A man has come to see a psychic. She tells him he has a gift. He is sceptical at first, but week after week he returns to see her. Tessa Parr puts on a charming performance as the kooky psychic. Her red skirt puffs and flutters with every bounce of her step. She is eccentric, free spirited and unconventional in the way she misses social cues while talking to people. She draws circles in the air, pushes and pulls with her waving hands like a tai-chi master while she channels the spirits. Parr draws many chuckles from the audience with her performance as the zany psychic whose mind is half in another world.
A very entertaining play, with lots and lots of potential.
The performance of Gary Kitching as the man could be a bit more varied.

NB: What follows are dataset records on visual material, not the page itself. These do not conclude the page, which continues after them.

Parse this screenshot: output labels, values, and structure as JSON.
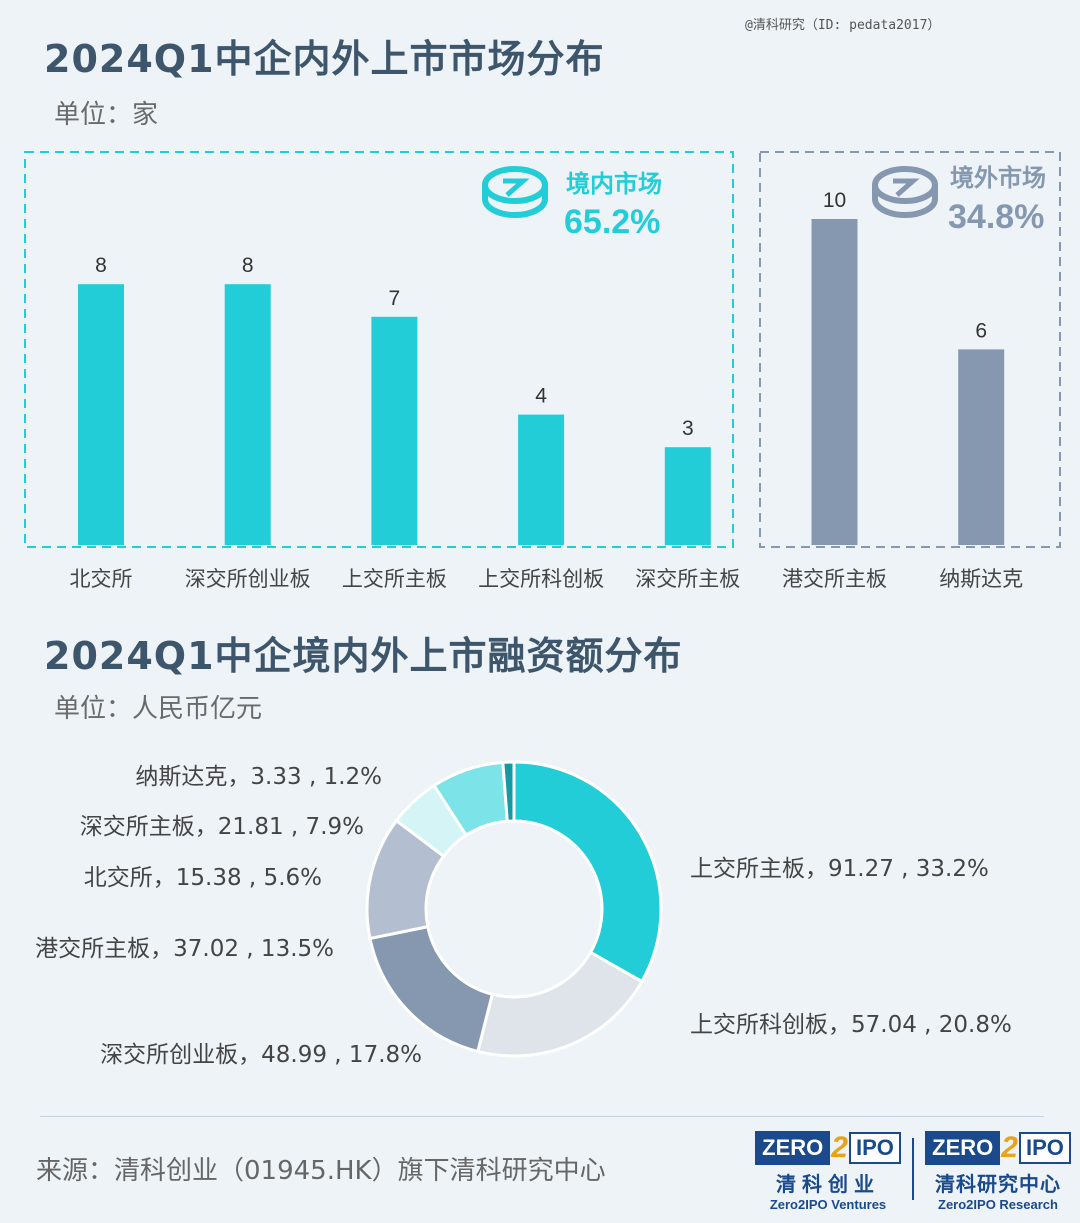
{
  "watermark": "@清科研究（ID: pedata2017）",
  "chart1": {
    "title": "2024Q1中企内外上市市场分布",
    "unit": "单位：家",
    "domestic_label": "境内市场",
    "domestic_pct": "65.2%",
    "foreign_label": "境外市场",
    "foreign_pct": "34.8%"
  },
  "chart2": {
    "title": "2024Q1中企境内外上市融资额分布",
    "unit": "单位：人民币亿元"
  },
  "colors": {
    "domestic": "#22cdd7",
    "foreign": "#8598b0",
    "title": "#3e566b",
    "background": "#edf3f7"
  },
  "chart_data": [
    {
      "type": "bar",
      "categories": [
        "北交所",
        "深交所创业板",
        "上交所主板",
        "上交所科创板",
        "深交所主板",
        "港交所主板",
        "纳斯达克"
      ],
      "values": [
        8,
        8,
        7,
        4,
        3,
        10,
        6
      ],
      "groups": [
        "domestic",
        "domestic",
        "domestic",
        "domestic",
        "domestic",
        "foreign",
        "foreign"
      ],
      "ylim": [
        0,
        10
      ]
    },
    {
      "type": "pie",
      "donut": true,
      "slices": [
        {
          "label": "上交所主板",
          "value": 91.27,
          "pct": "33.2%",
          "color": "#22cdd7"
        },
        {
          "label": "上交所科创板",
          "value": 57.04,
          "pct": "20.8%",
          "color": "#dfe3ea"
        },
        {
          "label": "深交所创业板",
          "value": 48.99,
          "pct": "17.8%",
          "color": "#8598b0"
        },
        {
          "label": "港交所主板",
          "value": 37.02,
          "pct": "13.5%",
          "color": "#b3bfd0"
        },
        {
          "label": "北交所",
          "value": 15.38,
          "pct": "5.6%",
          "color": "#d4f4f6"
        },
        {
          "label": "深交所主板",
          "value": 21.81,
          "pct": "7.9%",
          "color": "#7ce3e9"
        },
        {
          "label": "纳斯达克",
          "value": 3.33,
          "pct": "1.2%",
          "color": "#159aa3"
        }
      ]
    }
  ],
  "footer": {
    "source": "来源：清科创业（01945.HK）旗下清科研究中心",
    "logo1_zero": "ZERO",
    "logo1_two": "2",
    "logo1_ipo": "IPO",
    "logo1_cn": "清科创业",
    "logo1_en": "Zero2IPO Ventures",
    "logo2_zero": "ZERO",
    "logo2_two": "2",
    "logo2_ipo": "IPO",
    "logo2_cn": "清科研究中心",
    "logo2_en": "Zero2IPO Research"
  }
}
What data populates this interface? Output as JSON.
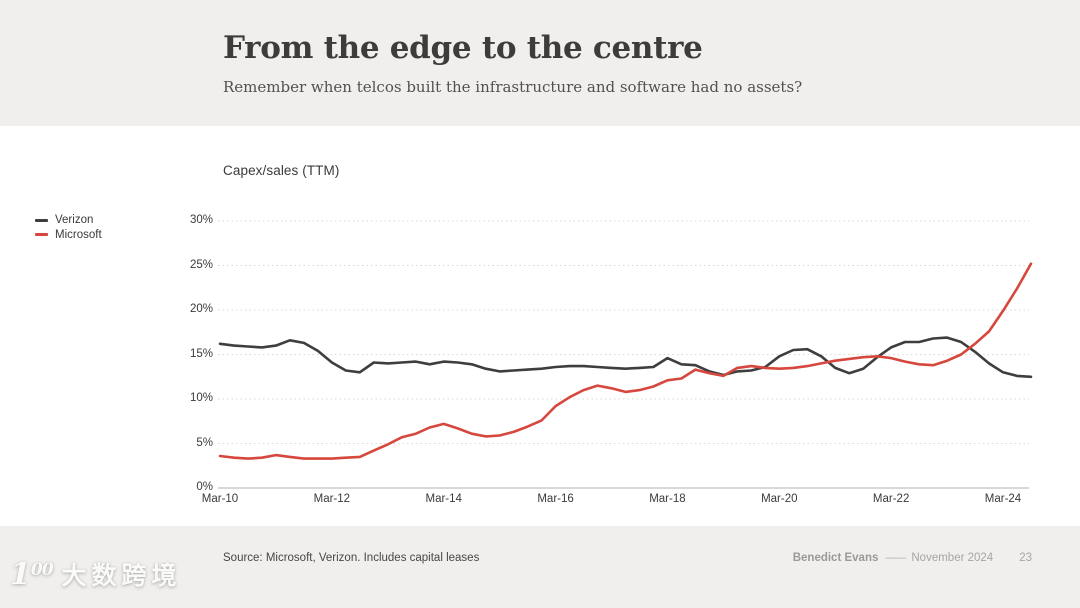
{
  "slide": {
    "title": "From the edge to the centre",
    "subtitle": "Remember when telcos built the infrastructure and software had no assets?",
    "source": "Source: Microsoft, Verizon. Includes capital leases",
    "footer": {
      "author": "Benedict Evans",
      "separator": "——",
      "date": "November 2024",
      "page": "23"
    },
    "watermark": {
      "logo_main": "1",
      "logo_sup": "00",
      "text": "大数跨境"
    }
  },
  "chart_data": {
    "type": "line",
    "title": "Capex/sales (TTM)",
    "unit": "%",
    "frequency": "quarterly",
    "x_start": "Mar-10",
    "x_end": "Sep-24",
    "x_tick_labels": [
      "Mar-10",
      "Mar-12",
      "Mar-14",
      "Mar-16",
      "Mar-18",
      "Mar-20",
      "Mar-22",
      "Mar-24"
    ],
    "y_tick_labels": [
      "30%",
      "25%",
      "20%",
      "15%",
      "10%",
      "5%",
      "0%"
    ],
    "ylim": [
      0,
      30
    ],
    "grid": "horizontal-dotted",
    "legend_position": "left",
    "colors": {
      "verizon": "#3f3e3e",
      "microsoft": "#d6473d",
      "gridline": "#d9d8d6",
      "axis_zero_line": "#c3c1bf"
    },
    "series": [
      {
        "name": "Verizon",
        "color": "#3f3e3e",
        "values": [
          16.2,
          16.0,
          15.9,
          15.8,
          16.0,
          16.6,
          16.3,
          15.4,
          14.1,
          13.2,
          13.0,
          14.1,
          14.0,
          14.1,
          14.2,
          13.9,
          14.2,
          14.1,
          13.9,
          13.4,
          13.1,
          13.2,
          13.3,
          13.4,
          13.6,
          13.7,
          13.7,
          13.6,
          13.5,
          13.4,
          13.5,
          13.6,
          14.6,
          13.9,
          13.8,
          13.1,
          12.7,
          13.1,
          13.2,
          13.6,
          14.8,
          15.5,
          15.6,
          14.8,
          13.5,
          12.9,
          13.4,
          14.7,
          15.8,
          16.4,
          16.4,
          16.8,
          16.9,
          16.4,
          15.3,
          14.0,
          13.0,
          12.6,
          12.5
        ]
      },
      {
        "name": "Microsoft",
        "color": "#d6473d",
        "values": [
          3.6,
          3.4,
          3.3,
          3.4,
          3.7,
          3.5,
          3.3,
          3.3,
          3.3,
          3.4,
          3.5,
          4.2,
          4.9,
          5.7,
          6.1,
          6.8,
          7.2,
          6.7,
          6.1,
          5.8,
          5.9,
          6.3,
          6.9,
          7.6,
          9.2,
          10.2,
          11.0,
          11.5,
          11.2,
          10.8,
          11.0,
          11.4,
          12.1,
          12.3,
          13.3,
          12.9,
          12.6,
          13.5,
          13.7,
          13.5,
          13.4,
          13.5,
          13.7,
          14.0,
          14.3,
          14.5,
          14.7,
          14.8,
          14.6,
          14.2,
          13.9,
          13.8,
          14.3,
          15.0,
          16.2,
          17.6,
          19.9,
          22.4,
          25.2
        ]
      }
    ]
  }
}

Though his character goes through several emotional stages during the play - from sceptical and hesitant at first to becoming emotionally attached to the healer - Kitching’s vocal tones and facial expressions remain quite uniform across the play. A bit more precise directing would help make the interactions between the two characters more animated and engaging.
The dialogue consists mostly of what one expects from a story about a psychic reader. There have been many documentaries and YouTube clips about cold-reading techniques, so parts of how the script develops feel foreseeable at times, but there are promising threads dispersed throughout the play. The sections about how the woman came to be a psychic and what her relationship with her grandmother was like could be pushed further into very interesting places. The play begins to explore the implications of what a child’s life might become if she is noticed to have a gift and pushed into a career she doesn’t choose. The writer (Gary Kitching) might develop these ideas further, especially since the man’s choices in the latter part of the play provide an interesting contrast to the psychic’s approach to her profession; it’s a very entertaining play, with lots and lots of potential.